Извольский лежал, чуть склонив голову набок, и смотрел на нее жесткими голубыми глазами.
– Ты же у меня вся зеленая, Ирка, – тихо сказал Извольский. – Не надо было тебе этого делать.
Ирина покраснела. Потом молча опустилась на колени, и губы ее коснулись колючей, небритой щеки Извольского.
– Не туда, – слабо попросил директор.
Ирина послушно поцеловала его в губы.
На этот раз Извольский очнулся всерьез и надолго, и пробуждение его произвело в больнице радостный переполох. Очень скоро в палату пожаловал оперировавший его хирург. Хирург изъявил восхищение по поводу железного организма больного.
– Другой человек на вашем месте точно бы помер, – жизнерадостно заверил он Извольского, – а на вас, на сибиряках, все заживает как на собаке. Мы вас семь часов резали, в две бригады, у вас сердце останавливалось, – а вы вон, через четыре дня уже разговариваете…
– Когда я смогу вернуться в Ахтарск? – спросил Извольский.
Врач даже опешил.
– В Ахтарск? – переспросил он. – Зимой?
Он никогда не был в Ахтарске, но предполагал, что это что-то вроде приполярного ада, где зимой по улицам бродят медведи, а из унылых блочных пятиэтажек сочатся струйки прорвавшейся канализации.

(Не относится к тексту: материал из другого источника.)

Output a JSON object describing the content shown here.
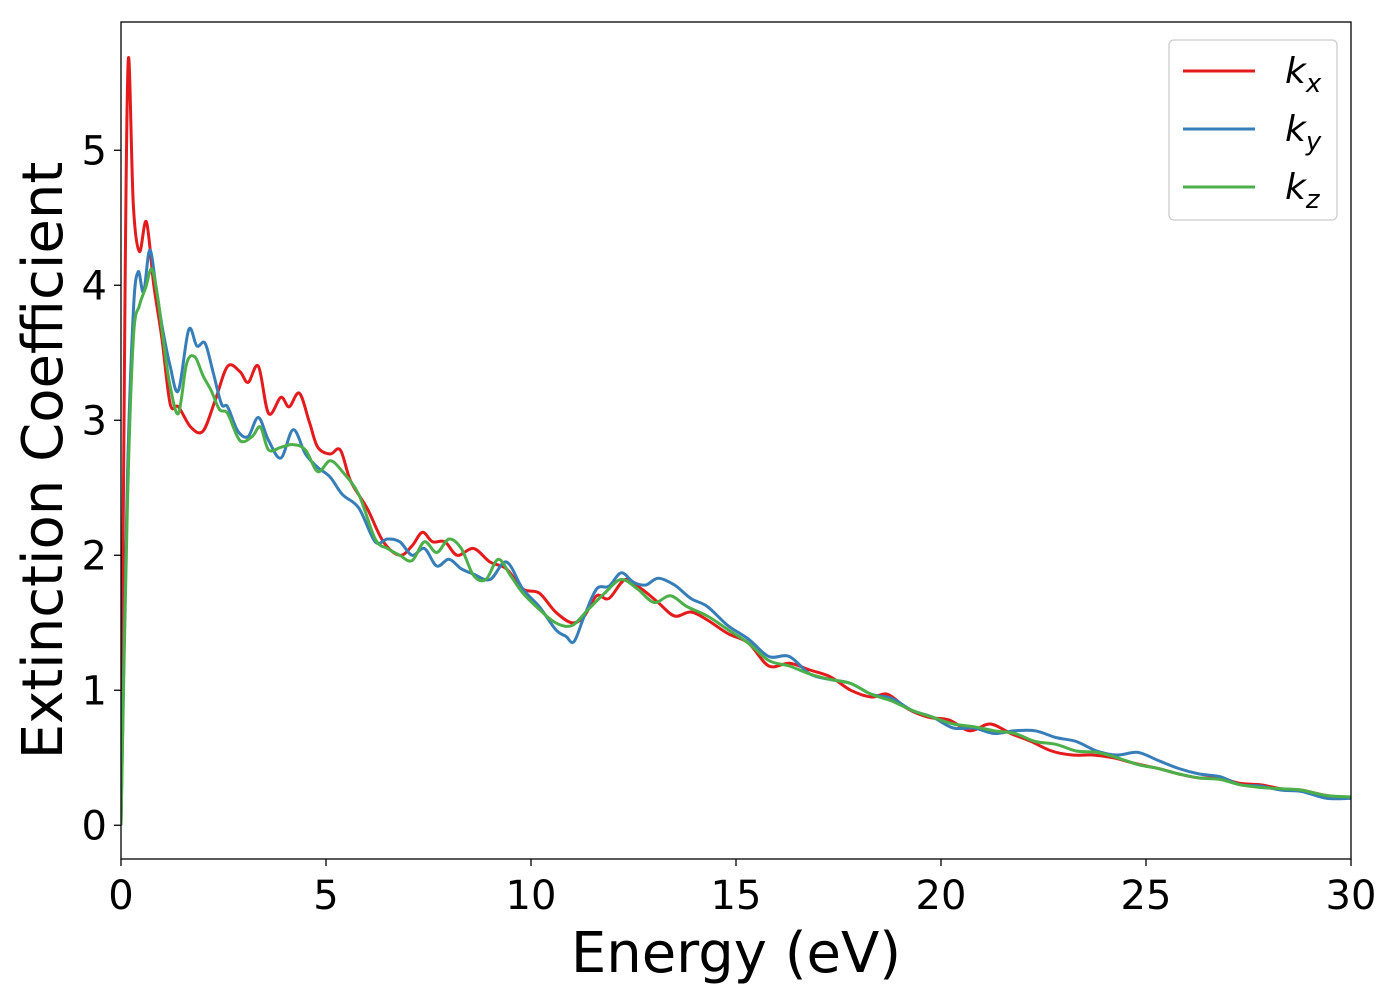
{
  "chart_data": {
    "type": "line",
    "xlabel": "Energy (eV)",
    "ylabel": "Extinction Coefficient",
    "xlim": [
      0,
      30
    ],
    "ylim": [
      -0.25,
      5.95
    ],
    "xticks": [
      0,
      5,
      10,
      15,
      20,
      25,
      30
    ],
    "yticks": [
      0,
      1,
      2,
      3,
      4,
      5
    ],
    "grid": false,
    "legend_position": "top-right",
    "series": [
      {
        "name": "k_x",
        "label_main": "k",
        "label_sub": "x",
        "color": "#e41a1c",
        "x": [
          0,
          0.1,
          0.18,
          0.3,
          0.45,
          0.62,
          0.8,
          1.0,
          1.2,
          1.4,
          1.7,
          2.0,
          2.3,
          2.6,
          2.9,
          3.1,
          3.35,
          3.6,
          3.9,
          4.1,
          4.35,
          4.6,
          4.8,
          5.1,
          5.35,
          5.6,
          6.0,
          6.4,
          6.8,
          7.1,
          7.35,
          7.6,
          7.9,
          8.2,
          8.6,
          9.0,
          9.4,
          9.8,
          10.2,
          10.6,
          11.0,
          11.3,
          11.6,
          11.9,
          12.3,
          12.7,
          13.1,
          13.5,
          13.9,
          14.3,
          14.8,
          15.3,
          15.8,
          16.3,
          16.8,
          17.3,
          17.8,
          18.3,
          18.7,
          19.2,
          19.7,
          20.2,
          20.7,
          21.2,
          21.7,
          22.2,
          22.7,
          23.2,
          23.7,
          24.2,
          24.7,
          25.3,
          25.8,
          26.3,
          26.8,
          27.3,
          27.8,
          28.3,
          28.8,
          29.4,
          30.0
        ],
        "y": [
          0.0,
          4.0,
          5.68,
          4.6,
          4.25,
          4.47,
          4.0,
          3.6,
          3.12,
          3.1,
          2.95,
          2.92,
          3.15,
          3.4,
          3.36,
          3.28,
          3.4,
          3.05,
          3.17,
          3.1,
          3.2,
          2.98,
          2.8,
          2.75,
          2.78,
          2.55,
          2.35,
          2.1,
          2.0,
          2.07,
          2.17,
          2.1,
          2.1,
          2.0,
          2.05,
          1.95,
          1.9,
          1.75,
          1.72,
          1.58,
          1.5,
          1.55,
          1.7,
          1.68,
          1.82,
          1.75,
          1.65,
          1.55,
          1.58,
          1.52,
          1.42,
          1.35,
          1.18,
          1.2,
          1.15,
          1.1,
          1.0,
          0.95,
          0.97,
          0.86,
          0.8,
          0.78,
          0.7,
          0.75,
          0.68,
          0.62,
          0.55,
          0.52,
          0.52,
          0.5,
          0.46,
          0.42,
          0.38,
          0.35,
          0.35,
          0.31,
          0.3,
          0.27,
          0.26,
          0.22,
          0.2
        ]
      },
      {
        "name": "k_y",
        "label_main": "k",
        "label_sub": "y",
        "color": "#377eb8",
        "x": [
          0,
          0.15,
          0.3,
          0.42,
          0.55,
          0.7,
          0.85,
          1.0,
          1.2,
          1.4,
          1.65,
          1.85,
          2.05,
          2.25,
          2.45,
          2.6,
          2.85,
          3.1,
          3.35,
          3.6,
          3.9,
          4.2,
          4.5,
          4.8,
          5.1,
          5.4,
          5.8,
          6.2,
          6.5,
          6.8,
          7.1,
          7.4,
          7.7,
          8.0,
          8.3,
          8.6,
          9.0,
          9.4,
          9.8,
          10.2,
          10.6,
          10.85,
          11.05,
          11.3,
          11.6,
          11.9,
          12.2,
          12.5,
          12.8,
          13.1,
          13.5,
          13.9,
          14.3,
          14.8,
          15.3,
          15.8,
          16.3,
          16.8,
          17.3,
          17.8,
          18.3,
          18.8,
          19.3,
          19.8,
          20.3,
          20.8,
          21.3,
          21.8,
          22.3,
          22.8,
          23.3,
          23.8,
          24.3,
          24.8,
          25.3,
          25.8,
          26.3,
          26.8,
          27.3,
          27.8,
          28.3,
          28.8,
          29.4,
          30.0
        ],
        "y": [
          0.0,
          2.5,
          3.8,
          4.1,
          3.95,
          4.26,
          4.0,
          3.7,
          3.4,
          3.22,
          3.67,
          3.55,
          3.57,
          3.35,
          3.12,
          3.1,
          2.92,
          2.88,
          3.02,
          2.85,
          2.72,
          2.93,
          2.75,
          2.65,
          2.58,
          2.45,
          2.35,
          2.1,
          2.12,
          2.1,
          2.0,
          2.05,
          1.92,
          1.97,
          1.9,
          1.86,
          1.82,
          1.95,
          1.75,
          1.62,
          1.45,
          1.4,
          1.36,
          1.55,
          1.75,
          1.77,
          1.87,
          1.8,
          1.78,
          1.83,
          1.78,
          1.68,
          1.62,
          1.48,
          1.38,
          1.25,
          1.25,
          1.12,
          1.08,
          1.05,
          0.97,
          0.94,
          0.85,
          0.8,
          0.72,
          0.72,
          0.68,
          0.7,
          0.7,
          0.65,
          0.62,
          0.55,
          0.52,
          0.54,
          0.48,
          0.42,
          0.38,
          0.36,
          0.3,
          0.29,
          0.26,
          0.25,
          0.2,
          0.2
        ]
      },
      {
        "name": "k_z",
        "label_main": "k",
        "label_sub": "z",
        "color": "#4daf4a",
        "x": [
          0,
          0.15,
          0.3,
          0.45,
          0.6,
          0.75,
          0.9,
          1.05,
          1.2,
          1.4,
          1.6,
          1.8,
          2.0,
          2.2,
          2.4,
          2.6,
          2.9,
          3.2,
          3.4,
          3.6,
          3.9,
          4.2,
          4.5,
          4.8,
          5.1,
          5.4,
          5.8,
          6.2,
          6.5,
          6.8,
          7.1,
          7.4,
          7.7,
          8.0,
          8.3,
          8.6,
          8.9,
          9.2,
          9.5,
          9.8,
          10.2,
          10.6,
          11.0,
          11.4,
          11.8,
          12.2,
          12.6,
          13.0,
          13.4,
          13.8,
          14.3,
          14.8,
          15.3,
          15.8,
          16.3,
          16.8,
          17.3,
          17.8,
          18.3,
          18.8,
          19.3,
          19.8,
          20.3,
          20.8,
          21.3,
          21.8,
          22.3,
          22.8,
          23.3,
          23.8,
          24.3,
          24.8,
          25.3,
          25.8,
          26.3,
          26.8,
          27.3,
          27.8,
          28.3,
          28.8,
          29.4,
          30.0
        ],
        "y": [
          0.0,
          2.3,
          3.6,
          3.85,
          3.98,
          4.12,
          3.9,
          3.55,
          3.25,
          3.05,
          3.42,
          3.47,
          3.33,
          3.22,
          3.08,
          3.05,
          2.85,
          2.88,
          2.95,
          2.78,
          2.8,
          2.82,
          2.78,
          2.62,
          2.7,
          2.62,
          2.45,
          2.12,
          2.05,
          2.0,
          1.96,
          2.1,
          2.02,
          2.12,
          2.05,
          1.85,
          1.82,
          1.97,
          1.85,
          1.72,
          1.6,
          1.5,
          1.48,
          1.6,
          1.72,
          1.82,
          1.75,
          1.65,
          1.7,
          1.62,
          1.55,
          1.45,
          1.35,
          1.22,
          1.18,
          1.12,
          1.08,
          1.05,
          0.97,
          0.92,
          0.85,
          0.8,
          0.75,
          0.73,
          0.7,
          0.68,
          0.62,
          0.6,
          0.55,
          0.54,
          0.5,
          0.45,
          0.42,
          0.38,
          0.35,
          0.34,
          0.3,
          0.28,
          0.27,
          0.26,
          0.22,
          0.21
        ]
      }
    ]
  }
}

– Вам не в Ахтарск надо, а в Швейцарию, – сказал хирург, – в Швейцарию вас можно будет везти месяца через два. Вот, кстати, держите на память.
И врач извлек из кармашка целлофановый мешочек, в котором болтались два смятых кусочка металла.
– Те пули, которые из грунта выковыряли, на экспертизу взяли, – пояснил врач, – а это для вас.
Врач положил мешочек на тумбочку при кровати. Извольский скосил глаза и увидел, что там же, на тумбочке, лежат какие-то бумаги в розовой папке.